Deciphering a Single‐cell atlas and loss‐of‐function analysis revealing ABCA7’s transcriptome insights in Alzheimer’s disease
Lara De Deyn, Lena Duchateau, Tijs Watzeels, Cristina Vicente, Jasper Van Dongen, Baukje Bijnens, Tim De Pooter, Peter De Rijk, Mojca Strazisar, Wim Vandenberghe, Dietmar Rudolf Thal, Renzo Mancuso, Rosa Rademakers, Fahri Küçükali, Kristel SleegersAbstract
Background
ABCA7, an important risk gene for AD, encodes a transporter implicated in lipid transport and phagocytosis, and its disruptions have been linked to AD pathogenesis. However, the impact of these mutations on AD risk is complex due to their interaction with a multifaceted transcriptional architecture and cell type‐specificexpression patterns. This study aims to analyze the intricate patterns of ABCA7 expression across diverse cell types, considering various ABCA7 genotypes in relation to AD patients and non‐carrier controls, while also exploring the effects of ABCA7 mutations on transcriptome‐wide gene expression.
Method
To address this complexity, we performed droplet‐based single‐nuclei RNA sequencing on BA10 brain samples (ABCA7 mutation carriers [n = 9], non‐carrier AD patients [n = 6], and non‐carrier control [n = 8]) using 10x Chromium library preparation followed by sequencing on a NovaSeq6000 platform.
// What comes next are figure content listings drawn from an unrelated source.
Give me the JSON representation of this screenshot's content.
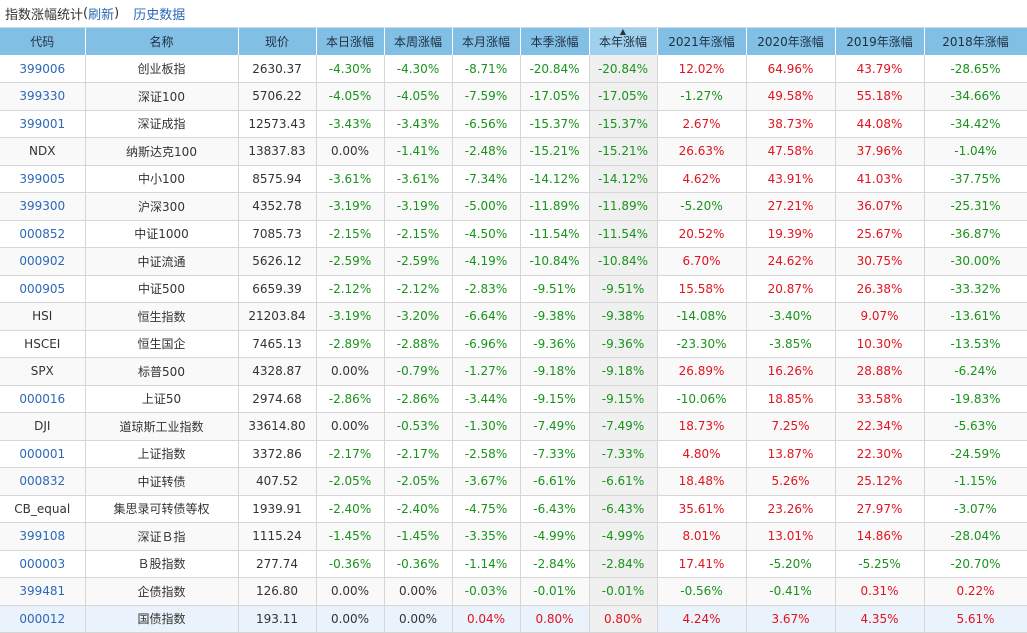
{
  "header": {
    "title": "指数涨幅统计",
    "refresh": "刷新",
    "history": "历史数据"
  },
  "colors": {
    "header_bg": "#82bfe5",
    "link": "#2d68b7",
    "negative": "#18931a",
    "positive": "#e0131e"
  },
  "table": {
    "columns": [
      "代码",
      "名称",
      "现价",
      "本日涨幅",
      "本周涨幅",
      "本月涨幅",
      "本季涨幅",
      "本年涨幅",
      "2021年涨幅",
      "2020年涨幅",
      "2019年涨幅",
      "2018年涨幅"
    ],
    "sorted_column": "本年涨幅",
    "sort_direction": "ascending",
    "rows": [
      [
        "399006",
        "创业板指",
        "2630.37",
        "-4.30%",
        "-4.30%",
        "-8.71%",
        "-20.84%",
        "-20.84%",
        "12.02%",
        "64.96%",
        "43.79%",
        "-28.65%"
      ],
      [
        "399330",
        "深证100",
        "5706.22",
        "-4.05%",
        "-4.05%",
        "-7.59%",
        "-17.05%",
        "-17.05%",
        "-1.27%",
        "49.58%",
        "55.18%",
        "-34.66%"
      ],
      [
        "399001",
        "深证成指",
        "12573.43",
        "-3.43%",
        "-3.43%",
        "-6.56%",
        "-15.37%",
        "-15.37%",
        "2.67%",
        "38.73%",
        "44.08%",
        "-34.42%"
      ],
      [
        "NDX",
        "纳斯达克100",
        "13837.83",
        "0.00%",
        "-1.41%",
        "-2.48%",
        "-15.21%",
        "-15.21%",
        "26.63%",
        "47.58%",
        "37.96%",
        "-1.04%"
      ],
      [
        "399005",
        "中小100",
        "8575.94",
        "-3.61%",
        "-3.61%",
        "-7.34%",
        "-14.12%",
        "-14.12%",
        "4.62%",
        "43.91%",
        "41.03%",
        "-37.75%"
      ],
      [
        "399300",
        "沪深300",
        "4352.78",
        "-3.19%",
        "-3.19%",
        "-5.00%",
        "-11.89%",
        "-11.89%",
        "-5.20%",
        "27.21%",
        "36.07%",
        "-25.31%"
      ],
      [
        "000852",
        "中证1000",
        "7085.73",
        "-2.15%",
        "-2.15%",
        "-4.50%",
        "-11.54%",
        "-11.54%",
        "20.52%",
        "19.39%",
        "25.67%",
        "-36.87%"
      ],
      [
        "000902",
        "中证流通",
        "5626.12",
        "-2.59%",
        "-2.59%",
        "-4.19%",
        "-10.84%",
        "-10.84%",
        "6.70%",
        "24.62%",
        "30.75%",
        "-30.00%"
      ],
      [
        "000905",
        "中证500",
        "6659.39",
        "-2.12%",
        "-2.12%",
        "-2.83%",
        "-9.51%",
        "-9.51%",
        "15.58%",
        "20.87%",
        "26.38%",
        "-33.32%"
      ],
      [
        "HSI",
        "恒生指数",
        "21203.84",
        "-3.19%",
        "-3.20%",
        "-6.64%",
        "-9.38%",
        "-9.38%",
        "-14.08%",
        "-3.40%",
        "9.07%",
        "-13.61%"
      ],
      [
        "HSCEI",
        "恒生国企",
        "7465.13",
        "-2.89%",
        "-2.88%",
        "-6.96%",
        "-9.36%",
        "-9.36%",
        "-23.30%",
        "-3.85%",
        "10.30%",
        "-13.53%"
      ],
      [
        "SPX",
        "标普500",
        "4328.87",
        "0.00%",
        "-0.79%",
        "-1.27%",
        "-9.18%",
        "-9.18%",
        "26.89%",
        "16.26%",
        "28.88%",
        "-6.24%"
      ],
      [
        "000016",
        "上证50",
        "2974.68",
        "-2.86%",
        "-2.86%",
        "-3.44%",
        "-9.15%",
        "-9.15%",
        "-10.06%",
        "18.85%",
        "33.58%",
        "-19.83%"
      ],
      [
        "DJI",
        "道琼斯工业指数",
        "33614.80",
        "0.00%",
        "-0.53%",
        "-1.30%",
        "-7.49%",
        "-7.49%",
        "18.73%",
        "7.25%",
        "22.34%",
        "-5.63%"
      ],
      [
        "000001",
        "上证指数",
        "3372.86",
        "-2.17%",
        "-2.17%",
        "-2.58%",
        "-7.33%",
        "-7.33%",
        "4.80%",
        "13.87%",
        "22.30%",
        "-24.59%"
      ],
      [
        "000832",
        "中证转债",
        "407.52",
        "-2.05%",
        "-2.05%",
        "-3.67%",
        "-6.61%",
        "-6.61%",
        "18.48%",
        "5.26%",
        "25.12%",
        "-1.15%"
      ],
      [
        "CB_equal",
        "集思录可转债等权",
        "1939.91",
        "-2.40%",
        "-2.40%",
        "-4.75%",
        "-6.43%",
        "-6.43%",
        "35.61%",
        "23.26%",
        "27.97%",
        "-3.07%"
      ],
      [
        "399108",
        "深证Ｂ指",
        "1115.24",
        "-1.45%",
        "-1.45%",
        "-3.35%",
        "-4.99%",
        "-4.99%",
        "8.01%",
        "13.01%",
        "14.86%",
        "-28.04%"
      ],
      [
        "000003",
        "Ｂ股指数",
        "277.74",
        "-0.36%",
        "-0.36%",
        "-1.14%",
        "-2.84%",
        "-2.84%",
        "17.41%",
        "-5.20%",
        "-5.25%",
        "-20.70%"
      ],
      [
        "399481",
        "企债指数",
        "126.80",
        "0.00%",
        "0.00%",
        "-0.03%",
        "-0.01%",
        "-0.01%",
        "-0.56%",
        "-0.41%",
        "0.31%",
        "0.22%"
      ],
      [
        "000012",
        "国债指数",
        "193.11",
        "0.00%",
        "0.00%",
        "0.04%",
        "0.80%",
        "0.80%",
        "4.24%",
        "3.67%",
        "4.35%",
        "5.61%"
      ]
    ]
  }
}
Cell type annotation was performed using scSorter. Differential gene expression was analyzed using limma‐voom, and pathway analyses were performed using fgsea in R across cell types and studied groups.
Result
We obtained over 400,000 nuclei across 23 samples. Excitatory neurons had the highest proportion of cells expressing ABCA7. However, the highest average expression of ABCA7 was noted in microglia. We detected numerous differentially expressed genes between carrier and non‐carrier AD patients (pval_FDR_adj < 0.05 & abs(logFC) >1). Pathway analysis revealed a notable decrease in the expression of translation‐related genes in microglia, including those associated with nonsense‐mediated mRNA decay, in individuals carrying the mutation.
Conclusion
In conclusion, our study unveils distinctive patterns of ABCA7 expression and enriched pathways across major brain cell types, suggesting different roles of ABCA7 in different cell types.